Social housing and education building received a surprise boost in Chancellor George Osborne's announcement of his first wave of public spending cuts. As expected, Osborne took the axe to every government department in a sweeping £6.2bn cuts package.
Osborne warned that £1.7bn of contracts with current suppliers to the government would be stopped or delayed to allow rates to be negotiated down.
A further £600m will be saved from quangos and £150m cut from the Government's overall housing budget.
But some of the savings are to be reinvested into much-needed building work. Some £170m of savings will be redirected into building 4,000 social homes, an extra £50m will go into the education college capital spending pot and £150m spent on kick-starting apprenticeship programmes.
The first round concentrates on saving cash by freezing civil service recruitment and slashing budgets spent on day-to-day operations by departments.

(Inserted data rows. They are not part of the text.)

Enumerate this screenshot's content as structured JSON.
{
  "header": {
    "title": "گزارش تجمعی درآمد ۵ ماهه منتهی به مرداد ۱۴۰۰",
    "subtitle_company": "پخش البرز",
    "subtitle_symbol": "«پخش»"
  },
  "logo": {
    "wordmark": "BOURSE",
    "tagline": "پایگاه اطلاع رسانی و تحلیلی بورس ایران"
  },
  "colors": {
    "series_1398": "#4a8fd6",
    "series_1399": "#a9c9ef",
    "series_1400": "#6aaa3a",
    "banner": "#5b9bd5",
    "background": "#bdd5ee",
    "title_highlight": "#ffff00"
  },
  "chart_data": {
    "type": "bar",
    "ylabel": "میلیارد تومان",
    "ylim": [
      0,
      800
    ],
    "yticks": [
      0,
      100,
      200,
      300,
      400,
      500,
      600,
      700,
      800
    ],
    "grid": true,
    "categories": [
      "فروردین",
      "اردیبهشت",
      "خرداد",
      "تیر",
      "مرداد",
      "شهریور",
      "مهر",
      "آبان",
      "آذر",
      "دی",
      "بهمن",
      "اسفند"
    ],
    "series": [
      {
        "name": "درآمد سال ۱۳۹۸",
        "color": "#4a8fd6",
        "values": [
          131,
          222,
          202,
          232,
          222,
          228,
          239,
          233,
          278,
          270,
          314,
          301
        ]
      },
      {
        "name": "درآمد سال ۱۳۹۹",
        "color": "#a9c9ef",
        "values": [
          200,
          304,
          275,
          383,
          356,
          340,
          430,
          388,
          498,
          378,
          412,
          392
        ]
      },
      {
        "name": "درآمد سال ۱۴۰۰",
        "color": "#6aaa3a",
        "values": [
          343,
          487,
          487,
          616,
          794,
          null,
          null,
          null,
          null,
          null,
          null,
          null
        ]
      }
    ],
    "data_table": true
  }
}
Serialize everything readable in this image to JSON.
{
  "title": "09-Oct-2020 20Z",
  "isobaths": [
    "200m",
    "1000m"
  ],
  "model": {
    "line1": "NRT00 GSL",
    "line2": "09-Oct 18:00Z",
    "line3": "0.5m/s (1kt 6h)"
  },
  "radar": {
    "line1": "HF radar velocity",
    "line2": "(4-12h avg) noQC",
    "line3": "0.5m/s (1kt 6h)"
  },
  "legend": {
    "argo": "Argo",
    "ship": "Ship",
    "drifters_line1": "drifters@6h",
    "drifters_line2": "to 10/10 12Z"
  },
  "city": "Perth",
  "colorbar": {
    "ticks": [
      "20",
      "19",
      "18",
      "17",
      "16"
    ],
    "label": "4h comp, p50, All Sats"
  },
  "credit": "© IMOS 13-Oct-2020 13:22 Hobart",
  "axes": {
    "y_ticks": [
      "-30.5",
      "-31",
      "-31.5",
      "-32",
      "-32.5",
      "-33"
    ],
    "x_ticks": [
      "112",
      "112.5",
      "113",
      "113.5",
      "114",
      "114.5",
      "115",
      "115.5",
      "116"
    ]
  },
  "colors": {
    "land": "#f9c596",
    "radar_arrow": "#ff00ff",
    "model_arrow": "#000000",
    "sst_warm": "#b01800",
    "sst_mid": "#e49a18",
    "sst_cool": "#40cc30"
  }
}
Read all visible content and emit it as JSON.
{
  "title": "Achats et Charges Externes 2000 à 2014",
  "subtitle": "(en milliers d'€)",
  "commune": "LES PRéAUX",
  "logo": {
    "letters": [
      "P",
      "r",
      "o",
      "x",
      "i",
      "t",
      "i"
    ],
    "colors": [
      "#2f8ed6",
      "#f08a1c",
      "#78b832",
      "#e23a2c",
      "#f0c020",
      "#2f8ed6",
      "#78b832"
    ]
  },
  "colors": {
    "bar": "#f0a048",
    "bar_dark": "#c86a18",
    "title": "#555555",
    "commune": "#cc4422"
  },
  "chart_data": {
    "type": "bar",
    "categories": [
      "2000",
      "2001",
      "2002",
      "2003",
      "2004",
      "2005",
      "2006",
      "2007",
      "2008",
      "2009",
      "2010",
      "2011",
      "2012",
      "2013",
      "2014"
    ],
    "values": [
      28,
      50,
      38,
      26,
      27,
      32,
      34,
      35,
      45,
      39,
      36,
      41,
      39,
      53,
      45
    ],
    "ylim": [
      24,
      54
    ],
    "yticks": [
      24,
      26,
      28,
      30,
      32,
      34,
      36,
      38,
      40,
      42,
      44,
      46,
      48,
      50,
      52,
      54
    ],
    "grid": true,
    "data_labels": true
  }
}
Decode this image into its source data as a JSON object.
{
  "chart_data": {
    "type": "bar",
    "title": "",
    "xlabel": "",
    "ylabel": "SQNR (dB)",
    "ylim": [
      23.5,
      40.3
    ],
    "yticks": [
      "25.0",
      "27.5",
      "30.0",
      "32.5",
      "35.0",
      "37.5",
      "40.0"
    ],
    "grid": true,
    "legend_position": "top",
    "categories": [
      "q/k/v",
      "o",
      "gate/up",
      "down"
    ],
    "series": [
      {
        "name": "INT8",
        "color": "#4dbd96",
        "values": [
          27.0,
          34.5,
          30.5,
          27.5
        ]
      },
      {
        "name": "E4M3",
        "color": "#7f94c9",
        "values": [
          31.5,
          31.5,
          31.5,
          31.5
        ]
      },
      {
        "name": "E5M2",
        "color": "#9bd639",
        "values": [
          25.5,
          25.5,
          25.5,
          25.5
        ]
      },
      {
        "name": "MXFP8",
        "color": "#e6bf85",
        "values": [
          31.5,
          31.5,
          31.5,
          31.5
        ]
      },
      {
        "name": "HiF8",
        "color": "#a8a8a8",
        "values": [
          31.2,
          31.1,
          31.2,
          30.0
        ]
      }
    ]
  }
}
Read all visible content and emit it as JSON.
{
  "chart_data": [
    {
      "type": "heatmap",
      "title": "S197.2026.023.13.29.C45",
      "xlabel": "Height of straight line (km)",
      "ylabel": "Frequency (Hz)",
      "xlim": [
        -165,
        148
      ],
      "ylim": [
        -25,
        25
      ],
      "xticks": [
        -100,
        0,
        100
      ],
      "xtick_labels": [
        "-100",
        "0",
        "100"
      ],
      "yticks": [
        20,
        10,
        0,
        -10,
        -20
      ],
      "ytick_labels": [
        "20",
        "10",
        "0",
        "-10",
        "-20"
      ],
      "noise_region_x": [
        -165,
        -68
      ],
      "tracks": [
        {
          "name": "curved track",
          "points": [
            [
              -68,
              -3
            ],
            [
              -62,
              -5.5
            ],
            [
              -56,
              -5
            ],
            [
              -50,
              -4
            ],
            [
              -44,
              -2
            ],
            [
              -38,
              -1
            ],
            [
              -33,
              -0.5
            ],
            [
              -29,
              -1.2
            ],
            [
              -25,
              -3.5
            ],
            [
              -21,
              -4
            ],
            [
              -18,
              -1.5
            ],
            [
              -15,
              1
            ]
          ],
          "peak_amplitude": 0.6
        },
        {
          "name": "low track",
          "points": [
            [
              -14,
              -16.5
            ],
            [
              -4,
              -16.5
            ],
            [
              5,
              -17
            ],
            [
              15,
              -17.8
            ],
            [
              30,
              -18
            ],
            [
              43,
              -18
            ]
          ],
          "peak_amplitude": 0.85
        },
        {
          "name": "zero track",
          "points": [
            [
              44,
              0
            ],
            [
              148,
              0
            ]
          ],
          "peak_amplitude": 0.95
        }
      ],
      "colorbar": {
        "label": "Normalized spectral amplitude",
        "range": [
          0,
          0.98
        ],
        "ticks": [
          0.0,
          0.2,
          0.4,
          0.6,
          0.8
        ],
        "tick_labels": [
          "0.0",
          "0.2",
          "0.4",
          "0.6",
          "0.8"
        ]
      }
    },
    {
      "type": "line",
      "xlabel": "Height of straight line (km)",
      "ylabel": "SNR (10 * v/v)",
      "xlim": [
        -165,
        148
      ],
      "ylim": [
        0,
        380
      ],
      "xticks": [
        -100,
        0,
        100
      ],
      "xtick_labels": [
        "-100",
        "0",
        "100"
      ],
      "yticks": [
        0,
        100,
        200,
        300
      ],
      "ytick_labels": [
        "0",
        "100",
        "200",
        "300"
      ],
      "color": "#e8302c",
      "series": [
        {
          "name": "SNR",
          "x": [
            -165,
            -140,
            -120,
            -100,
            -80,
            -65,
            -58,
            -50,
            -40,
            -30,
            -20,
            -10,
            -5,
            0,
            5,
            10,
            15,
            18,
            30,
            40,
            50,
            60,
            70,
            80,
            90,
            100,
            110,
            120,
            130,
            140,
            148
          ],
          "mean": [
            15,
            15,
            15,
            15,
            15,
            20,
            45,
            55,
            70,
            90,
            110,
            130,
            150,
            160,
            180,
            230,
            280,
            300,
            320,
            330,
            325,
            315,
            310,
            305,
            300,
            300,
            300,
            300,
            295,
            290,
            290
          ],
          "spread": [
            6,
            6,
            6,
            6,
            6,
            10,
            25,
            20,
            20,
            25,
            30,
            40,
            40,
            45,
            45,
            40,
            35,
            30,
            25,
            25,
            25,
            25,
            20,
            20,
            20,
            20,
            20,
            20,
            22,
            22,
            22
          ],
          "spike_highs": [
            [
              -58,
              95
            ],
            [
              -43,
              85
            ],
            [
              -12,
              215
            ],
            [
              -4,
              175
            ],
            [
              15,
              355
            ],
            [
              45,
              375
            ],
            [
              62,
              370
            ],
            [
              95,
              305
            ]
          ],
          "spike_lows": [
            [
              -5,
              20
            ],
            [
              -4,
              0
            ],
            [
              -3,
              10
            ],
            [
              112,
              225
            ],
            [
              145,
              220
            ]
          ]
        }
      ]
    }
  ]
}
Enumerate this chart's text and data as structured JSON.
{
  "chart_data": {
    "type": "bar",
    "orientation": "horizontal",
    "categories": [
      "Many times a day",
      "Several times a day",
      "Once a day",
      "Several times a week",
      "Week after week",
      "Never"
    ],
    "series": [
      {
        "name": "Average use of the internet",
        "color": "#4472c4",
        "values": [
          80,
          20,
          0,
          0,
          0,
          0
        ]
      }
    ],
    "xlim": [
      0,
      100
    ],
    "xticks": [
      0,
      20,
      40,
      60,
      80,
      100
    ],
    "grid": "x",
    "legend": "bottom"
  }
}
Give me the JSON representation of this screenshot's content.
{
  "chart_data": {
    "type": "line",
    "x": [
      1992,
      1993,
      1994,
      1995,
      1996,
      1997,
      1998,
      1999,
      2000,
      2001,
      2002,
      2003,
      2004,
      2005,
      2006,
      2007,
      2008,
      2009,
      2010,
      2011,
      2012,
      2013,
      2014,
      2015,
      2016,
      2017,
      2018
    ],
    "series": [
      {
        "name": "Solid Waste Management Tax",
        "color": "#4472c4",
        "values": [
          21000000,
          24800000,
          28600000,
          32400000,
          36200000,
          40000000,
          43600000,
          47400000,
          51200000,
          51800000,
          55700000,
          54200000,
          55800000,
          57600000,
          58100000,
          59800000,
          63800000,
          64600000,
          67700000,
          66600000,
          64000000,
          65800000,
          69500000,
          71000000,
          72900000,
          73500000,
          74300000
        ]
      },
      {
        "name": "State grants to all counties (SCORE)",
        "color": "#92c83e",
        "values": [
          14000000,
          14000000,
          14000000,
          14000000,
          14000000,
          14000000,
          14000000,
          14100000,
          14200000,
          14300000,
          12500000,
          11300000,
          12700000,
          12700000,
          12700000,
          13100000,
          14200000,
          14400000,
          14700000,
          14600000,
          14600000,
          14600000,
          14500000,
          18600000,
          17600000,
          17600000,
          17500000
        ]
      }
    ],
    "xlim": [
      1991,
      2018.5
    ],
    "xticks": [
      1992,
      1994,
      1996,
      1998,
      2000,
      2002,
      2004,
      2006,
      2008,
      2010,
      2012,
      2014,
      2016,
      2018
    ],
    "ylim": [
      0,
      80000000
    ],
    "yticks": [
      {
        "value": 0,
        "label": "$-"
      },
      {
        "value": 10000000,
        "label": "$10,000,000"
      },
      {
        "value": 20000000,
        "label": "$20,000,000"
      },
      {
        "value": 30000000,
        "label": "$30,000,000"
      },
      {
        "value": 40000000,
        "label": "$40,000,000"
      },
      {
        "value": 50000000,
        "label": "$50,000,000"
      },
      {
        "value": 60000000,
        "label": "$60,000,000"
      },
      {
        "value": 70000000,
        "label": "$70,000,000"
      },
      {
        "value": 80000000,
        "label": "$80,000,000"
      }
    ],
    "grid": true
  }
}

Deeper cuts are expected in the Chancellor's first budget on June 22 and the public spending review later in the year.
Richard Diment, director-general of the Federation of Master Builders said: "The new Government is quickly facing up to the difficult financial challenges that this country faces and the need to get public debt back under control.
"Spending decisions over the coming months will inevitably have an impact on the construction sector but it is encouraging that the Government recognises the need to invest in growth and the importance of training and housing in delivering this.
"The reallocation of £150m for adult apprenticeships and the £170m for social housing from the overall savings announced, demonstrates that the Government understand that these issues remain a priority even in such difficult economic circumstances."
Today the Department for Transport confirmed that improvements to the A23, the widening of the A453, and phase three of the M6 Birmingham box are to be deferred because of the spending cuts.
The Dft has been set the task of saving £683m by the chancellor.